Harmon told Charleston Urban Renewal Authority commissioners and Mayor Danny Jones, who attended the commission's monthly meeting Wednesday morning, that about 70 percent of vacant buildings in the city are homes. Property owners "walk away" from homes Harmon called "obsolete" because they have little or no resale value.
Demolished properties tend to be vacant residential ones that are dilapidated. Some are associated with crime and others are brought to the commission's attention after catching fire, Harmon said.
Two buildings on Stockton Street with "a real drug problem" were taken down last week, he said. Structures on West Washington Street and Leon Sullivan Way are slated to be demolished in the next month, Harmon said.
The Building Commission works on 10 or 12 properties continuously, but has about 25 backlogged, Harmon said.
Cost determines the pace at which the commission can handle properties throughout the city. There is a general fund, but the commission frequently runs out of money.
"I've already ran out this year of general funds and went back for more," Harmon said. "I usually have to do that about two or three times a year."
The commission wants to create a kind of database of vacant properties in Charleston so it can see exactly what's out there, Harmon said. CURA board members expressed an interest the idea.
CURA commissioners also received updates on Shrewsbury Village from Bill Turner of Pison Development. The senior housing project will have 32 ADA-compliant units and 48 parking spaces -- 1.5 per unit. The building's first floor will serve as a lobby and mail area for residents and have about 6,000 square feet for commercial space.
Pison's $350,000 purchase of the site -- located on the block bordered by Shrewsbury, Lewis, Dickinson and Christopher streets - was approved by CURA in May.
Turner said he hopes to begin construction of the complex after the first of the year.
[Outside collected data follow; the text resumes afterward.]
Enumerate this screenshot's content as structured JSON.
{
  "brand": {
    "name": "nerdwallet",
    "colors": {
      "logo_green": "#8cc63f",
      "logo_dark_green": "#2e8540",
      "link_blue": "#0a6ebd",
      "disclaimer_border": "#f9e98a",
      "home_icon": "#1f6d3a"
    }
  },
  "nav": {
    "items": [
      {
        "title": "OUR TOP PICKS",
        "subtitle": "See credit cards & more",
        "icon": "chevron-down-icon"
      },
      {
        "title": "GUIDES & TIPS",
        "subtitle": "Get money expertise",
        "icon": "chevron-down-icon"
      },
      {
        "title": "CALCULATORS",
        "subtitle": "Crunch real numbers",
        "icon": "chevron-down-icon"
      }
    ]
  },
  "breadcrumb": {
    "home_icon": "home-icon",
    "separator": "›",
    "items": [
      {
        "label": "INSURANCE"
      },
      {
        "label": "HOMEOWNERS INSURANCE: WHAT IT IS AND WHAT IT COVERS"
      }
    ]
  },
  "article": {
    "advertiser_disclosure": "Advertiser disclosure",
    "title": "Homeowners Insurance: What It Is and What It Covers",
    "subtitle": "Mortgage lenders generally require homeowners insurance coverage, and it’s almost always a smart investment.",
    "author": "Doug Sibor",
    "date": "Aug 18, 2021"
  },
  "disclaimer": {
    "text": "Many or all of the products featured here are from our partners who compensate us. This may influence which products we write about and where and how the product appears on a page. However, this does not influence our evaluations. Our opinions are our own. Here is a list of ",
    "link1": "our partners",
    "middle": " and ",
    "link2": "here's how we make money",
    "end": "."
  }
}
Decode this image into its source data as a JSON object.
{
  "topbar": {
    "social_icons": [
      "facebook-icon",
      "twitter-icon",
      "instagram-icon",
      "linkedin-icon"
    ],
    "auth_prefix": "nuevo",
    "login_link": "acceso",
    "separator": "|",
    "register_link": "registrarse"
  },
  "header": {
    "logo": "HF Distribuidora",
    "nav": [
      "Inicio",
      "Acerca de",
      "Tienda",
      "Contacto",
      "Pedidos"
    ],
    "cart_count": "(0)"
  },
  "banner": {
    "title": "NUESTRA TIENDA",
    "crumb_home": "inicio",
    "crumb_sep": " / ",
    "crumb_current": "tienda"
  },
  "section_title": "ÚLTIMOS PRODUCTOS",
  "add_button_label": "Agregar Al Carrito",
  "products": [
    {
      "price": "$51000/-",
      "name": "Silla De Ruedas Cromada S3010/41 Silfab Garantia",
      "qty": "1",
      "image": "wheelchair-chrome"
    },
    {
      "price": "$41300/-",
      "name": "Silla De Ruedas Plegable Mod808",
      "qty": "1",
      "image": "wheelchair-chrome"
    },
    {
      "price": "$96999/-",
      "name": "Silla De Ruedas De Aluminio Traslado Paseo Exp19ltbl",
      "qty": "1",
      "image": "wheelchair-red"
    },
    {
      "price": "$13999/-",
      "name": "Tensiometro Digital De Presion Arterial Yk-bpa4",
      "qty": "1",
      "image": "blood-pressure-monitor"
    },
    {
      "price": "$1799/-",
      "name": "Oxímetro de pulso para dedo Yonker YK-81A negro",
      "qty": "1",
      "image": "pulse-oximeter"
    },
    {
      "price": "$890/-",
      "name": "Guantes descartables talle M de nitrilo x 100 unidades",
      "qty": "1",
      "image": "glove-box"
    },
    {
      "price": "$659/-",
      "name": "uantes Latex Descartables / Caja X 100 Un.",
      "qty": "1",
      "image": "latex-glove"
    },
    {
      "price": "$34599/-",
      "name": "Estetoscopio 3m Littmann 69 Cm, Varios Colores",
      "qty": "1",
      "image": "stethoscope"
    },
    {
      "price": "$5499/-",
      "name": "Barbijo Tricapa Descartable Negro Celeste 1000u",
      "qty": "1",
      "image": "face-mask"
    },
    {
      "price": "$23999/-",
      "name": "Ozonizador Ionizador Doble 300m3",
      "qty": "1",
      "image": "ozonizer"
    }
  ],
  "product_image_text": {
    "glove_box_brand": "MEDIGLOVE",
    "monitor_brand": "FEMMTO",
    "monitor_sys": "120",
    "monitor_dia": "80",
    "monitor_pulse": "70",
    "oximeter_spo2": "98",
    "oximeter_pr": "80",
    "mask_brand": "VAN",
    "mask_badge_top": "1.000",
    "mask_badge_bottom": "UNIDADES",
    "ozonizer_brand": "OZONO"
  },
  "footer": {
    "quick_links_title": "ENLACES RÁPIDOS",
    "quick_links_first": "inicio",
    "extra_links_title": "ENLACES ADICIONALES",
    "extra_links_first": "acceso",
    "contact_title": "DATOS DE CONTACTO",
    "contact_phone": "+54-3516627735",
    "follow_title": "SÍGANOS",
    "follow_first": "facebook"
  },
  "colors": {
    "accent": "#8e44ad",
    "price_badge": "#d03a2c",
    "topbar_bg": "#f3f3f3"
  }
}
It should be ready for occupancy by 2015.
CURA Executive Director Jim Edwards suggested reconsidering the boundaries of the newly re-enacted Downtown/Old Charleston Urban Renewal Plan. Edwards described the boundaries as "gerrymandered" and said they should be considered based on the current state of the area.
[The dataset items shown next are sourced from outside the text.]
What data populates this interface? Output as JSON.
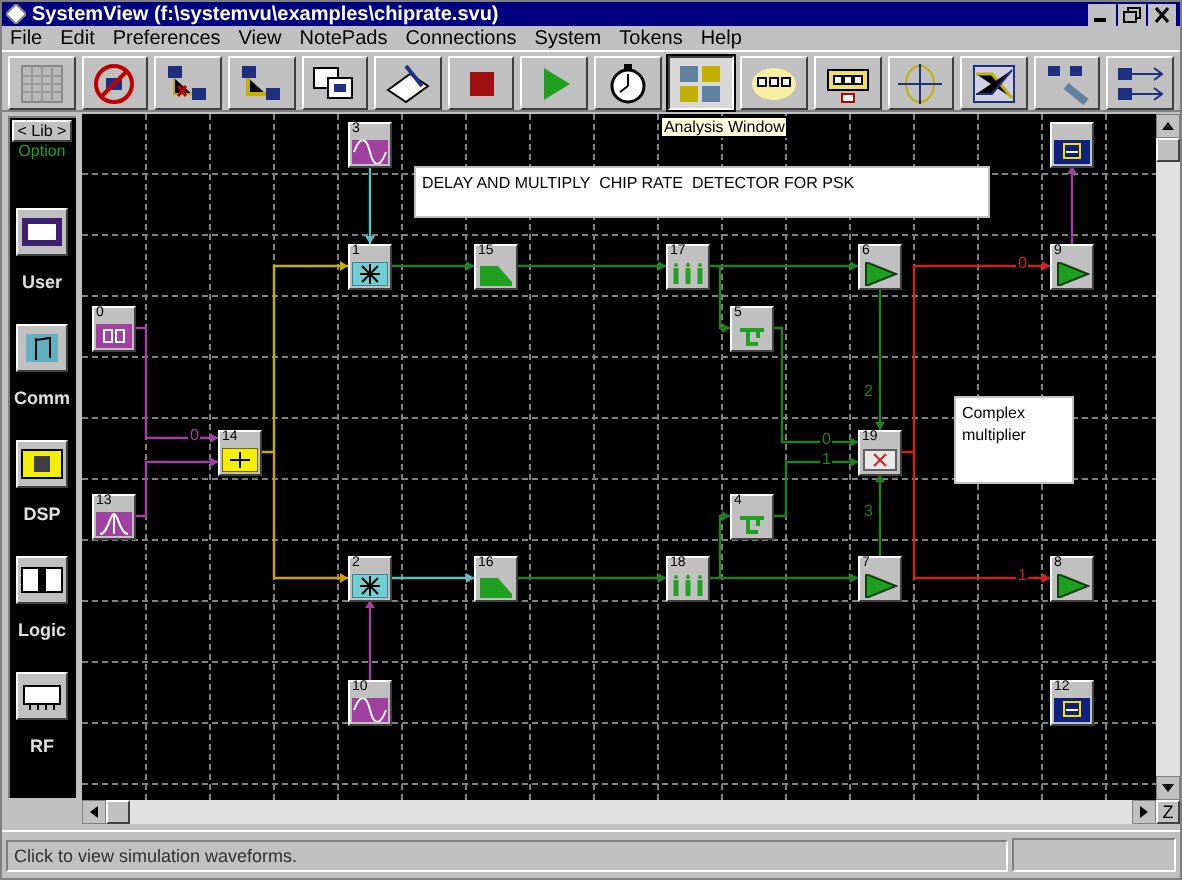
{
  "window": {
    "title": "SystemView (f:\\systemvu\\examples\\chiprate.svu)"
  },
  "menu": [
    "File",
    "Edit",
    "Preferences",
    "View",
    "NotePads",
    "Connections",
    "System",
    "Tokens",
    "Help"
  ],
  "toolbar": [
    {
      "kind": "grid",
      "selected": false
    },
    {
      "kind": "clear",
      "selected": false
    },
    {
      "kind": "disconnect",
      "selected": false
    },
    {
      "kind": "connect",
      "selected": false
    },
    {
      "kind": "duplicate",
      "selected": false
    },
    {
      "kind": "notepad",
      "selected": false
    },
    {
      "kind": "stop",
      "selected": false
    },
    {
      "kind": "run",
      "selected": false
    },
    {
      "kind": "timer",
      "selected": false
    },
    {
      "kind": "analysis",
      "selected": true
    },
    {
      "kind": "metasystem",
      "selected": false
    },
    {
      "kind": "subsystem",
      "selected": false
    },
    {
      "kind": "rootlocus",
      "selected": false
    },
    {
      "kind": "bode",
      "selected": false
    },
    {
      "kind": "probe",
      "selected": false
    },
    {
      "kind": "route",
      "selected": false
    }
  ],
  "tooltip": "Analysis Window",
  "palette": {
    "lib_button": "< Lib >",
    "option": "Option",
    "libraries": [
      {
        "label": "User",
        "kind": "user"
      },
      {
        "label": "Comm",
        "kind": "comm"
      },
      {
        "label": "DSP",
        "kind": "dsp"
      },
      {
        "label": "Logic",
        "kind": "logic"
      },
      {
        "label": "RF",
        "kind": "rf"
      }
    ]
  },
  "notes": [
    "DELAY AND MULTIPLY  CHIP RATE  DETECTOR FOR PSK",
    "Complex multiplier"
  ],
  "blocks": [
    {
      "kind": "scope"
    },
    {
      "number": "3",
      "kind": "sine"
    },
    {
      "number": "1",
      "kind": "mixer"
    },
    {
      "number": "15",
      "kind": "filter"
    },
    {
      "number": "17",
      "kind": "lowpass"
    },
    {
      "number": "6",
      "kind": "gain"
    },
    {
      "number": "9",
      "kind": "gain"
    },
    {
      "number": "0",
      "kind": "source"
    },
    {
      "number": "5",
      "kind": "delay"
    },
    {
      "number": "14",
      "kind": "adder"
    },
    {
      "number": "19",
      "kind": "complex"
    },
    {
      "number": "13",
      "kind": "gauss"
    },
    {
      "number": "4",
      "kind": "delay"
    },
    {
      "number": "2",
      "kind": "mixer"
    },
    {
      "number": "16",
      "kind": "filter"
    },
    {
      "number": "18",
      "kind": "lowpass"
    },
    {
      "number": "7",
      "kind": "gain"
    },
    {
      "number": "8",
      "kind": "gain"
    },
    {
      "number": "10",
      "kind": "sine"
    },
    {
      "number": "12",
      "kind": "scope"
    }
  ],
  "wires": [
    {
      "color": "#a040a0"
    },
    {
      "color": "#60c0c0"
    },
    {
      "color": "#208020"
    },
    {
      "color": "#208020"
    },
    {
      "color": "#208020"
    },
    {
      "color": "#d02020",
      "label": "0"
    },
    {
      "color": "#d02020",
      "label": "1"
    },
    {
      "color": "#208020",
      "label": "2"
    },
    {
      "color": "#208020",
      "label": "3"
    },
    {
      "color": "#208020",
      "label": "0"
    },
    {
      "color": "#208020",
      "label": "1"
    },
    {
      "color": "#208020"
    },
    {
      "color": "#208020"
    },
    {
      "color": "#208020"
    },
    {
      "color": "#208020"
    },
    {
      "color": "#60c0c0"
    },
    {
      "color": "#a040a0"
    },
    {
      "color": "#a040a0",
      "label": "0"
    },
    {
      "color": "#a040a0"
    },
    {
      "color": "#c0b000"
    },
    {
      "color": "#d0a000"
    }
  ],
  "zoom_button": "Z",
  "status_bar": "Click to view simulation waveforms."
}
Those boundaries were determined as part of an urban renewal plan that expired in 2008.
CURA awarded a contract for The East End Historic District Survey and Nomination to Michael Gioulis, a historic preservation consultant. The proposed district covers both sides of Washington Street, runs north to Piedmont Road and continues into Charleston's warehouse district.
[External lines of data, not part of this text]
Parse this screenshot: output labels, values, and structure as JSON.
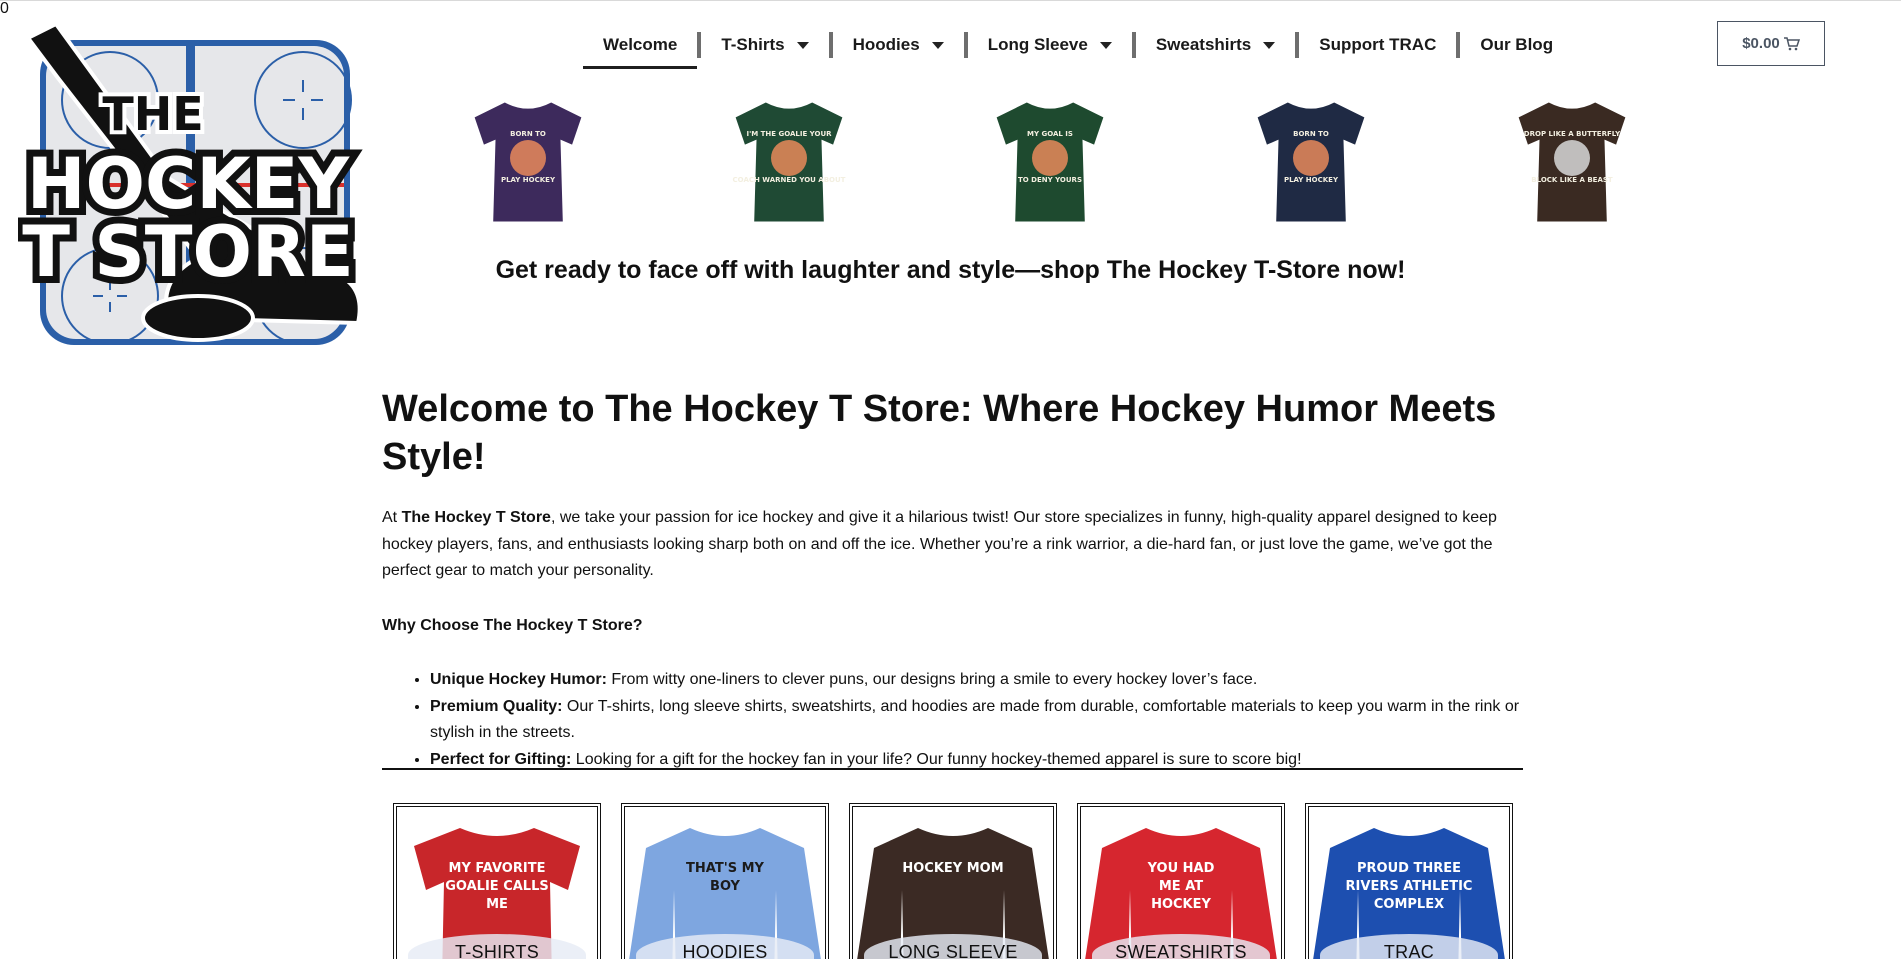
{
  "brand": {
    "logo_line1": "THE",
    "logo_line2": "HOCKEY",
    "logo_line3": "T STORE",
    "colors": {
      "rink_blue": "#2b5fa8",
      "rink_red": "#d9302c",
      "ice": "#e6e7ea"
    }
  },
  "nav": {
    "items": [
      {
        "label": "Welcome",
        "dropdown": false,
        "active": true
      },
      {
        "label": "T-Shirts",
        "dropdown": true
      },
      {
        "label": "Hoodies",
        "dropdown": true
      },
      {
        "label": "Long Sleeve",
        "dropdown": true
      },
      {
        "label": "Sweatshirts",
        "dropdown": true
      },
      {
        "label": "Support TRAC",
        "dropdown": false
      },
      {
        "label": "Our Blog",
        "dropdown": false
      }
    ]
  },
  "cart": {
    "total": "$0.00",
    "count": "0",
    "icon": "cart-icon",
    "badge_color": "#d9534f"
  },
  "featured_shirts": [
    {
      "color": "#3d2a5c",
      "print": "BORN TO PLAY HOCKEY",
      "icon": "shirt-icon"
    },
    {
      "color": "#1f4a34",
      "print": "I'M THE GOALIE YOUR COACH WARNED YOU ABOUT",
      "icon": "shirt-icon"
    },
    {
      "color": "#1e4a2f",
      "print": "MY GOAL IS TO DENY YOURS",
      "icon": "shirt-icon"
    },
    {
      "color": "#1f2a44",
      "print": "BORN TO PLAY HOCKEY",
      "icon": "shirt-icon"
    },
    {
      "color": "#3a2a22",
      "print": "DROP LIKE A BUTTERFLY BLOCK LIKE A BEAST",
      "icon": "shirt-icon"
    }
  ],
  "tagline": "Get ready to face off with laughter and style—shop The Hockey T-Store now!",
  "welcome": {
    "heading": "Welcome to The Hockey T Store: Where Hockey Humor Meets Style!",
    "intro_prefix": "At ",
    "intro_bold": "The Hockey T Store",
    "intro_rest": ", we take your passion for ice hockey and give it a hilarious twist! Our store specializes in funny, high-quality apparel designed to keep hockey players, fans, and enthusiasts looking sharp both on and off the ice. Whether you’re a rink warrior, a die-hard fan, or just love the game, we’ve got the perfect gear to match your personality.",
    "why_heading": "Why Choose The Hockey T Store?",
    "bullets": [
      {
        "bold": "Unique Hockey Humor:",
        "text": " From witty one-liners to clever puns, our designs bring a smile to every hockey lover’s face."
      },
      {
        "bold": "Premium Quality:",
        "text": " Our T-shirts, long sleeve shirts, sweatshirts, and hoodies are made from durable, comfortable materials to keep you warm in the rink or stylish in the streets."
      },
      {
        "bold": "Perfect for Gifting:",
        "text": " Looking for a gift for the hockey fan in your life? Our funny hockey-themed apparel is sure to score big!"
      }
    ]
  },
  "categories": [
    {
      "label": "T-SHIRTS",
      "color": "#c8262a",
      "print": "MY FAVORITE GOALIE CALLS ME"
    },
    {
      "label": "HOODIES",
      "color": "#7ea6e0",
      "print": "THAT'S MY BOY"
    },
    {
      "label": "LONG SLEEVE",
      "color": "#3b2a24",
      "print": "HOCKEY MOM"
    },
    {
      "label": "SWEATSHIRTS",
      "color": "#d6262f",
      "print": "YOU HAD ME AT HOCKEY"
    },
    {
      "label": "TRAC",
      "color": "#1d4fb0",
      "print": "PROUD THREE RIVERS ATHLETIC COMPLEX"
    }
  ]
}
If approved by the National Park Service as a district on the National Register of Historic Places, properties will be eligible for federal and state income tax credits.
Funding for the survey was approved at last month's CURA meeting.
In closed session, CURA commissioners learned the organization's offer to purchase long-vacant property at 1601 Washington St. E. -- across the street from the Bluegrass Kitchen -- was approved.
The 7,500-square-foot commercial property was acquired after more than two years of condemnation proceedings. It was held up in federal bankruptcy court after its owners -- the Dandy Family Trusts -- filed for Chapter 11 bankruptcy protection in 2011.
CURA acquired the property for about $75,000, according to Edwards. The deal is expected to close within the next few weeks.